Of the roughly 118,000 absentee ballots included in latest BOE count, some 28,000 voters ranked Adams first compared to the 25,000 who placed Garcia in the top spot, records show. 

But it wasn’t enough to match Adams, who built a massive coalition of support from influential elected officials from the five boroughs and unions. He also hammered at the spike in shootings, drawing on his past as a police captain vocal about public safety as well as the systemic racism he saw in the NYPD. 

Meanwhile, Wiley emerged as the top progressive voice in the race after the campaigns of Dianne Morales and Comptroller Scott Stringer fell apart. Wiley, a 57-year-old Brooklyn resident, did well in some of the city’s liberal bastions and with younger voters, notching the endorsement of Rep. Alexandria Ocasio-Cortez (D-Queens, The Bronx). But Wiley also was dogged by her past association with de Blasio, whom she served as counsel.

A TV Circuit

Adams, a moderate who cast himself as a champion for working-class New Yorkers, made the rounds on the morning shows Wednesday, jubilant from his win. 

“It’s extremely exciting right now that just an everyday blue-collar worker — I like to say — is going to potentially become the mayor of the city of New York,” he told CNN. 

With the weight of the political establishment behind him, Adams had nearly $8 million spent on his behalf by independent expenditure groups, which can raise unlimited dollars to support or oppose candidates but are not allowed to coordinate with campaigns. On the other hand, independent groups spent under $270,000 on Garcia’s behalf.

Eric Adams posed with supporters after holding a campaign rally near his office last month. Credit: Ben Fractenberg/THE CITY

Adams outpaced her fundraising — Garcia collected just $1.9 million in private funds compared to his $4.9 million. But she benefited greatly from the city Campaign Finance Board’s matching program, amassing just slightly more than Adams in public funds: $6.48 million to his $6.46 million.

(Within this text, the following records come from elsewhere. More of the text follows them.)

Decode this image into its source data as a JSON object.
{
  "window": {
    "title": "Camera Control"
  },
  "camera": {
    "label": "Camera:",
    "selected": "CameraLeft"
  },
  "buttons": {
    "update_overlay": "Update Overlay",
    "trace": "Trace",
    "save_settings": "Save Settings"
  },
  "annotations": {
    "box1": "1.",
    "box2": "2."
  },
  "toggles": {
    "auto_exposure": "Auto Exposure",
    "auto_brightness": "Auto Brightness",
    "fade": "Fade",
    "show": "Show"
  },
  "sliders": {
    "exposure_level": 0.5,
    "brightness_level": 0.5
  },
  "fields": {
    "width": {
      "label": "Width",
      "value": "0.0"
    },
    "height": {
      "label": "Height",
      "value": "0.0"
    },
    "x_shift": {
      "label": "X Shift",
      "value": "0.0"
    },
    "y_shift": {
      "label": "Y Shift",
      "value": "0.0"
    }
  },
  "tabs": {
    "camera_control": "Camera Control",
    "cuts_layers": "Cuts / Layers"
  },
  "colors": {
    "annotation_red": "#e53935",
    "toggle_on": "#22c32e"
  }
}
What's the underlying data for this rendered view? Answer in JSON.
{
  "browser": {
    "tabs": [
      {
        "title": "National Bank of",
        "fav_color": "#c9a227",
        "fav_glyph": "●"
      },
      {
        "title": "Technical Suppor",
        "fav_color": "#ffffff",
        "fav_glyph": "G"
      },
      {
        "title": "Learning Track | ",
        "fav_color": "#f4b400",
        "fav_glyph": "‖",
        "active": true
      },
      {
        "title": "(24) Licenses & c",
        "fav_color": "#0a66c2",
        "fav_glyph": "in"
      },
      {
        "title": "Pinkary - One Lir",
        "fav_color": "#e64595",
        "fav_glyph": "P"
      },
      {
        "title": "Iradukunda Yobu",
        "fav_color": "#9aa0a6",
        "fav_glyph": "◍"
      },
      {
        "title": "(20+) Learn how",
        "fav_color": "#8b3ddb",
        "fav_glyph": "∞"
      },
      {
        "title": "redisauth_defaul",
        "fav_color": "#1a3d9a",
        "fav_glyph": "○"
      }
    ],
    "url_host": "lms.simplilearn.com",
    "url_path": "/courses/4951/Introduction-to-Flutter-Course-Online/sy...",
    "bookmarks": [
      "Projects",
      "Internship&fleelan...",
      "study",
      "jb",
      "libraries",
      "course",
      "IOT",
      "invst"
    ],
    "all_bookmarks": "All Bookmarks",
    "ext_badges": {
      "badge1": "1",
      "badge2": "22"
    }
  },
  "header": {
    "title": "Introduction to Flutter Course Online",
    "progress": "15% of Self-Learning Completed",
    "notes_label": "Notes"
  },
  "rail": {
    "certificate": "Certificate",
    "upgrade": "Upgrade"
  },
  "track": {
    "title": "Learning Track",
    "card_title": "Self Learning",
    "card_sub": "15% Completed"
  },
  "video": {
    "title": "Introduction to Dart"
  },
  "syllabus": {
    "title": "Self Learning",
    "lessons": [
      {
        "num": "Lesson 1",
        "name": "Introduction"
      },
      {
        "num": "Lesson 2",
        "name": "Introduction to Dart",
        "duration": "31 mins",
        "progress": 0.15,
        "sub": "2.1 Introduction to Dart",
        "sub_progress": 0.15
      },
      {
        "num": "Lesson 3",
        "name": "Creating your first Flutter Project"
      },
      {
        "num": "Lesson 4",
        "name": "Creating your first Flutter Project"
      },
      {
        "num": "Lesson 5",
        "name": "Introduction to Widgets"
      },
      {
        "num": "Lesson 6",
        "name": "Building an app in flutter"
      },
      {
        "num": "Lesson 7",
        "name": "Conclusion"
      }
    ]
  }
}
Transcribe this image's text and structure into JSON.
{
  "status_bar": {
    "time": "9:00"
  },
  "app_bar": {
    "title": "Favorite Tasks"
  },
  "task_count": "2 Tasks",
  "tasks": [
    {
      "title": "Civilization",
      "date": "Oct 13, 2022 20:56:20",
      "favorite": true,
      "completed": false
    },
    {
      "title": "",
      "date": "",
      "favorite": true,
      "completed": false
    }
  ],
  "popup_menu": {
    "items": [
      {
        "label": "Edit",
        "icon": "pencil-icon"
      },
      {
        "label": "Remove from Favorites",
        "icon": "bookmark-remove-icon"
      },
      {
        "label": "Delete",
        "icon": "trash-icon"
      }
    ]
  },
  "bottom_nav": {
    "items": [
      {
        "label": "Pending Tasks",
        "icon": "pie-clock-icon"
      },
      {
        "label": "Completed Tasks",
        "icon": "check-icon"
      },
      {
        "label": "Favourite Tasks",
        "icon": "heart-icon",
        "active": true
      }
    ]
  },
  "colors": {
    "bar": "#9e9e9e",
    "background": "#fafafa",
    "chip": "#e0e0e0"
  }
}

Garcia said on Wednesday she would continue to serve New Yorkers, support other women who run for office and work on the issues she placed at the forefront of her campaign.

“I will help the next mayor in the fight to make our foster care system more just, less racist, and better [supportive] to build forever families,” she said, a nod to her own history as one of three children her parents adopted (they also had two additional children).

Adams, who criticized Garcia’s alliance with Yang at the end of the campaign trail, on Wednesday told Fox5’s Good Day New York he had not thought about appointing her to any roles in his administration. 

He will face the Republican nominee, Guardian Angels founder and media personality Curtis Sliwa in the November election. Adams is widely expected to beat Sliwa, given the city’s heavily Democratic voter base.